The challenges faced by mountain people have been and are, well, mountainous. The theme of this year's International Mountain Day is exactly these challenges.
On International Mountain Day 2012 we are "Celebrating Mountain Life". But with climate change, the lives of the mountain people are becoming less and less of a festive matter.
Mountains cover approximately one-quarter of the world's surface and are home to one in ten of its people. These people are among the world's poorest and most disadvantaged. They frequently face political, social and economic marginalization and lack access to such basic services as health and education. Moreover, current global challenges such as climate change, economic developments and population growth exacerbate the hardships they face.
Over the generations, mountain people have learned how to live with the threat of natural hazards and have developed well-adapted and risk-resilient land-use systems. However, there is growing evidence that many mountain regions have become increasingly disaster-prone over the past few decades.
Mountains are characterized by massive global diversity – from tropical rain forests to permanent ice and snow, from climates with more than 12 m of annual precipitation to high ‑ altitude deserts, and from sea level to almost 9 000 m in altitude. They are the water towers of the world – providing freshwater to at least half of the world's people.
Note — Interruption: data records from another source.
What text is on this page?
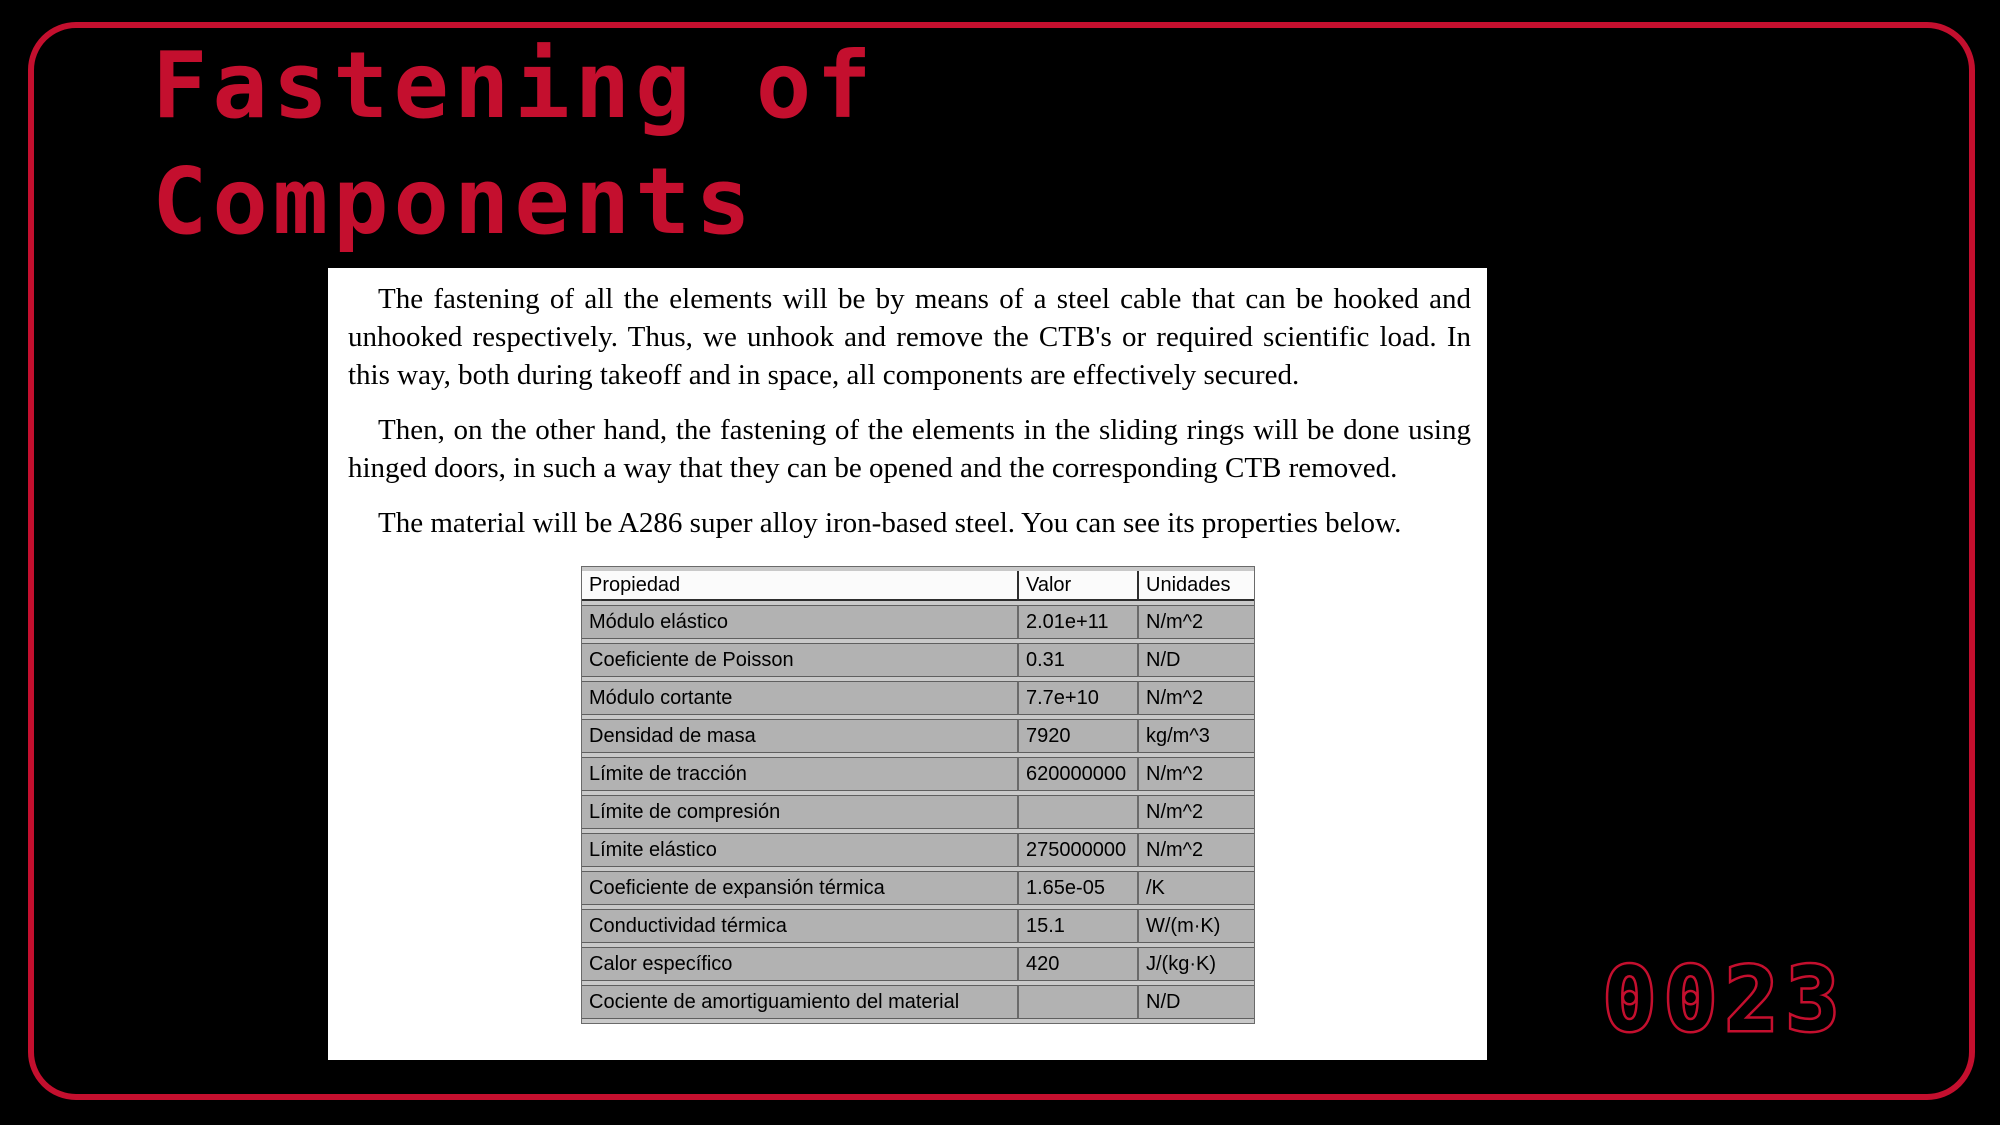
Fastening of
Components

The fastening of all the elements will be by means of a steel cable that can be hooked and unhooked respectively. Thus, we unhook and remove the CTB's or required scientific load. In this way, both during takeoff and in space, all components are effectively secured.

Then, on the other hand, the fastening of the elements in the sliding rings will be done using hinged doors, in such a way that they can be opened and the corresponding CTB removed.

The material will be A286 super alloy iron-based steel. You can see its properties below.

Propiedad	Valor	Unidades
Módulo elástico	2.01e+11	N/m^2
Coeficiente de Poisson	0.31	N/D
Módulo cortante	7.7e+10	N/m^2
Densidad de masa	7920	kg/m^3
Límite de tracción	620000000	N/m^2
Límite de compresión		N/m^2
Límite elástico	275000000	N/m^2
Coeficiente de expansión térmica	1.65e-05	/K
Conductividad térmica	15.1	W/(m·K)
Calor específico	420	J/(kg·K)
Cociente de amortiguamiento del material		N/D	0023
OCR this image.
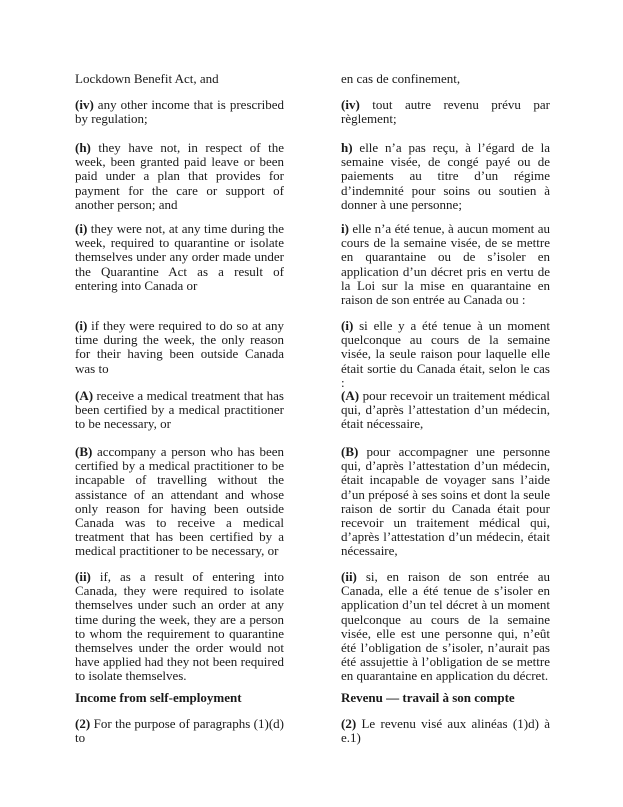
Lockdown Benefit Act, and	en cas de confinement,
(iv) any other income that is prescribed by regulation;
(iv) tout autre revenu prévu par règlement;
(h) they have not, in respect of the week, been granted paid leave or been paid under a plan that provides for payment for the care or support of another person; and
h) elle n’a pas reçu, à l’égard de la semaine visée, de congé payé ou de paiements au titre d’un régime d’indemnité pour soins ou soutien à donner à une personne;
(i) they were not, at any time during the week, required to quarantine or isolate themselves under any order made under the Quarantine Act as a result of entering into Canada or
i) elle n’a été tenue, à aucun moment au cours de la semaine visée, de se mettre en quarantaine ou de s’isoler en application d’un décret pris en vertu de la Loi sur la mise en quarantaine en raison de son entrée au Canada ou :
(i) if they were required to do so at any time during the week, the only reason for their having been outside Canada was to
(i) si elle y a été tenue à un moment quelconque au cours de la semaine visée, la seule raison pour laquelle elle était sortie du Canada était, selon le cas :
(A) receive a medical treatment that has been certified by a medical practitioner to be necessary, or
(A) pour recevoir un traitement médical qui, d’après l’attestation d’un médecin, était nécessaire,
(B) accompany a person who has been certified by a medical practitioner to be incapable of travelling without the assistance of an attendant and whose only reason for having been outside Canada was to receive a medical treatment that has been certified by a medical practitioner to be necessary, or
(B) pour accompagner une personne qui, d’après l’attestation d’un médecin, était incapable de voyager sans l’aide d’un préposé à ses soins et dont la seule raison de sortir du Canada était pour recevoir un traitement médical qui, d’après l’attestation d’un médecin, était nécessaire,
(ii) if, as a result of entering into Canada, they were required to isolate themselves under such an order at any time during the week, they are a person to whom the requirement to quarantine themselves under the order would not have applied had they not been required to isolate themselves.
(ii) si, en raison de son entrée au Canada, elle a été tenue de s’isoler en application d’un tel décret à un moment quelconque au cours de la semaine visée, elle est une personne qui, n’eût été l’obligation de s’isoler, n’aurait pas été assujettie à l’obligation de se mettre en quarantaine en application du décret.
Income from self-employment	Revenu — travail à son compte
(2) For the purpose of paragraphs (1)(d) to
(2) Le revenu visé aux alinéas (1)d) à e.1)
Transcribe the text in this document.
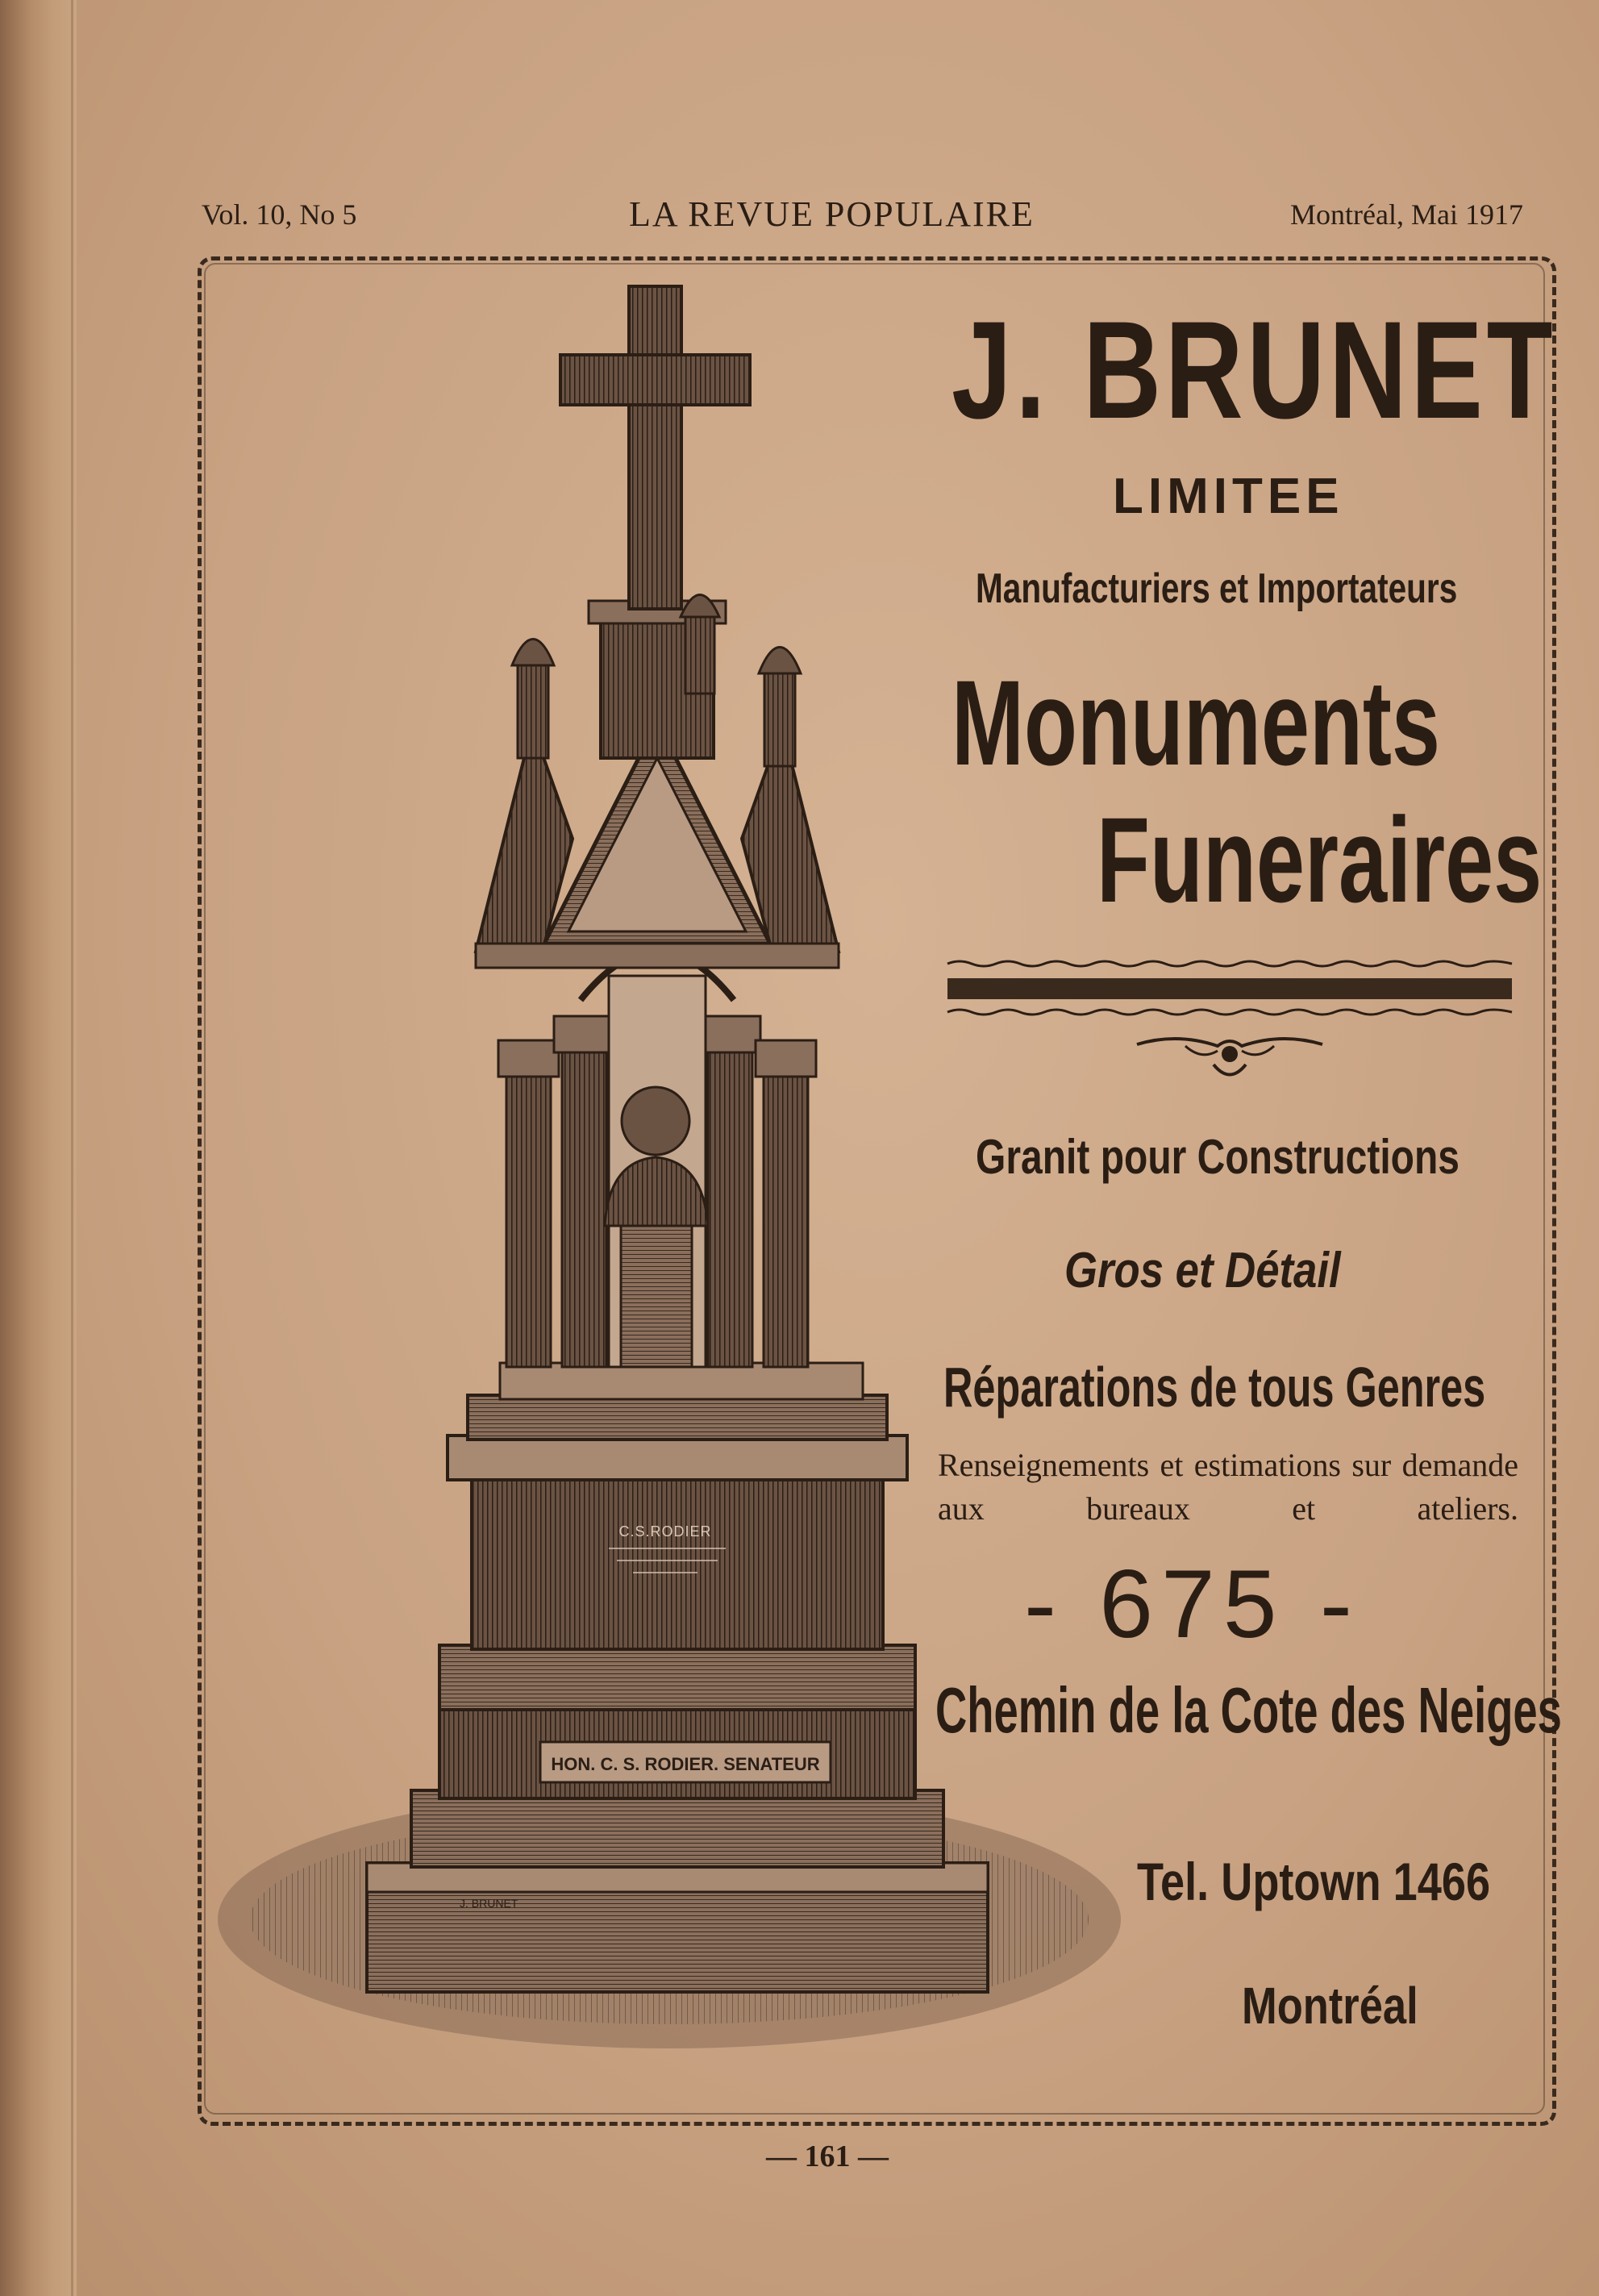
Vol. 10, No 5	LA REVUE POPULAIRE	Montréal, Mai 1917
C.S.RODIER
HON. C. S. RODIER. SENATEUR
J. BRUNET
J. BRUNET
LIMITEE
Manufacturiers et Importateurs
Monuments
Funeraires
Granit pour Constructions
Gros et Détail
Réparations de tous Genres
Renseignements et estimations sur demande aux bureaux et ateliers.
- 675 -
Chemin de la Cote des Neiges
Tel. Uptown 1466
Montréal
— 161 —
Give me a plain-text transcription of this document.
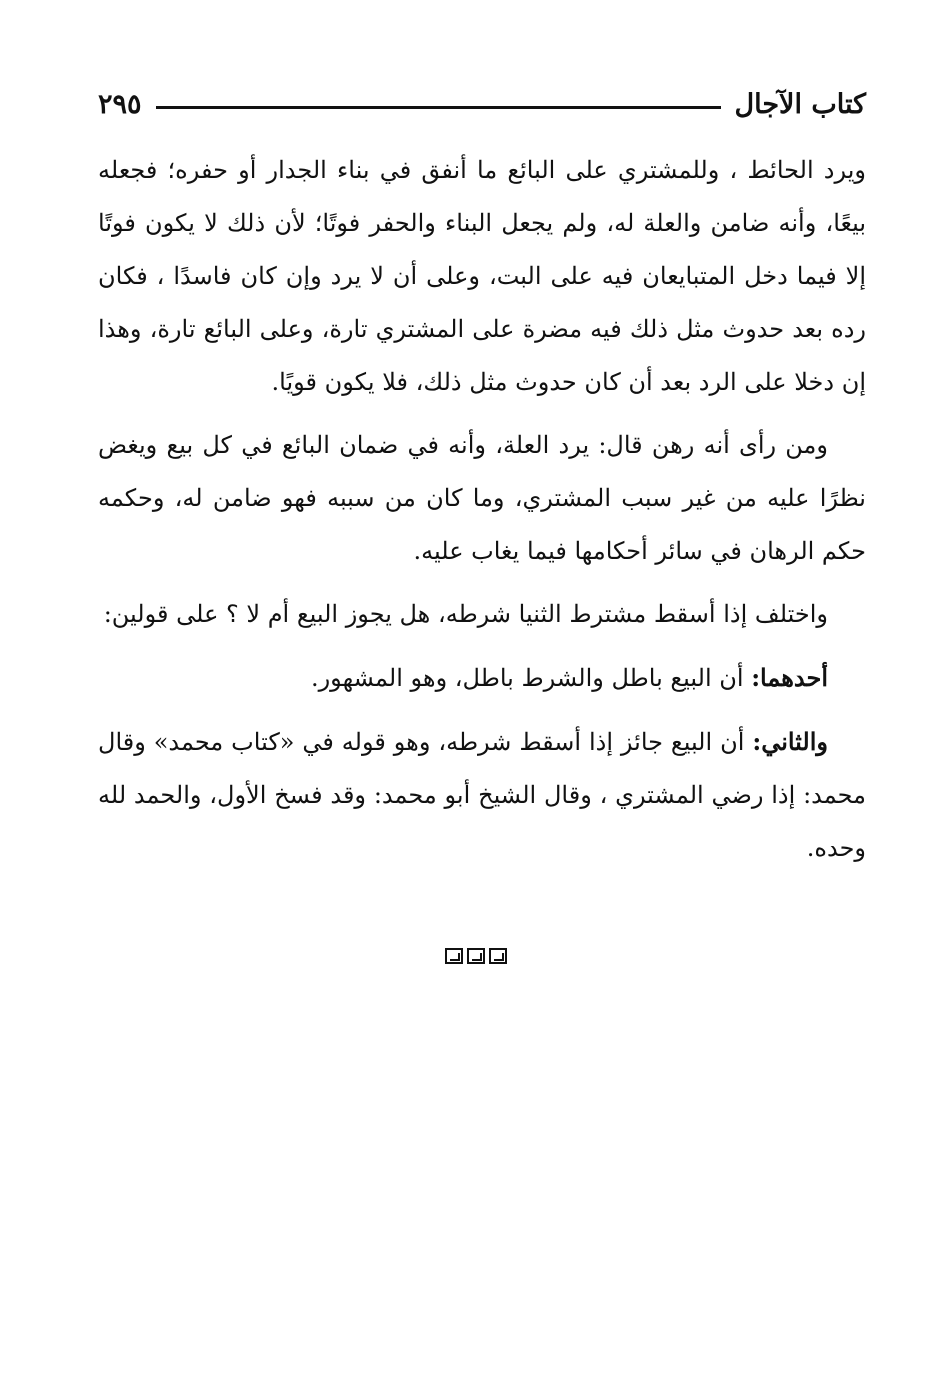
كتاب الآجال
٢٩٥

ويرد الحائط ، وللمشتري على البائع ما أنفق في بناء الجدار أو حفره؛ فجعله بيعًا، وأنه ضامن والعلة له، ولم يجعل البناء والحفر فوتًا؛ لأن ذلك لا يكون فوتًا إلا فيما دخل المتبايعان فيه على البت، وعلى أن لا يرد وإن كان فاسدًا ، فكان رده بعد حدوث مثل ذلك فيه مضرة على المشتري تارة، وعلى البائع تارة، وهذا إن دخلا على الرد بعد أن كان حدوث مثل ذلك، فلا يكون قويًا.

ومن رأى أنه رهن قال: يرد العلة، وأنه في ضمان البائع في كل بيع ويغض نظرًا عليه من غير سبب المشتري، وما كان من سببه فهو ضامن له، وحكمه حكم الرهان في سائر أحكامها فيما يغاب عليه.

واختلف إذا أسقط مشترط الثنيا شرطه، هل يجوز البيع أم لا ؟ على قولين:

أحدهما: أن البيع باطل والشرط باطل، وهو المشهور.

والثاني: أن البيع جائز إذا أسقط شرطه، وهو قوله في «كتاب محمد» وقال محمد: إذا رضي المشتري ، وقال الشيخ أبو محمد: وقد فسخ الأول، والحمد لله وحده.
However, mountains are also high-risk environments; avalanches, landslides, volcanic eruptions, earthquakes and glacial lake outburst floods threaten life in mountain regions and surrounding areas. Mountains play an important role in influencing global and regional climates and weather conditions.
The International Year of Mountains ten years ago led to the adoption of resolution 57/245, in which the General Assembly designated 11 December as International Mountain Day. Since then, mountains have gained an increasingly high (pun intended) profile on agendas at all levels.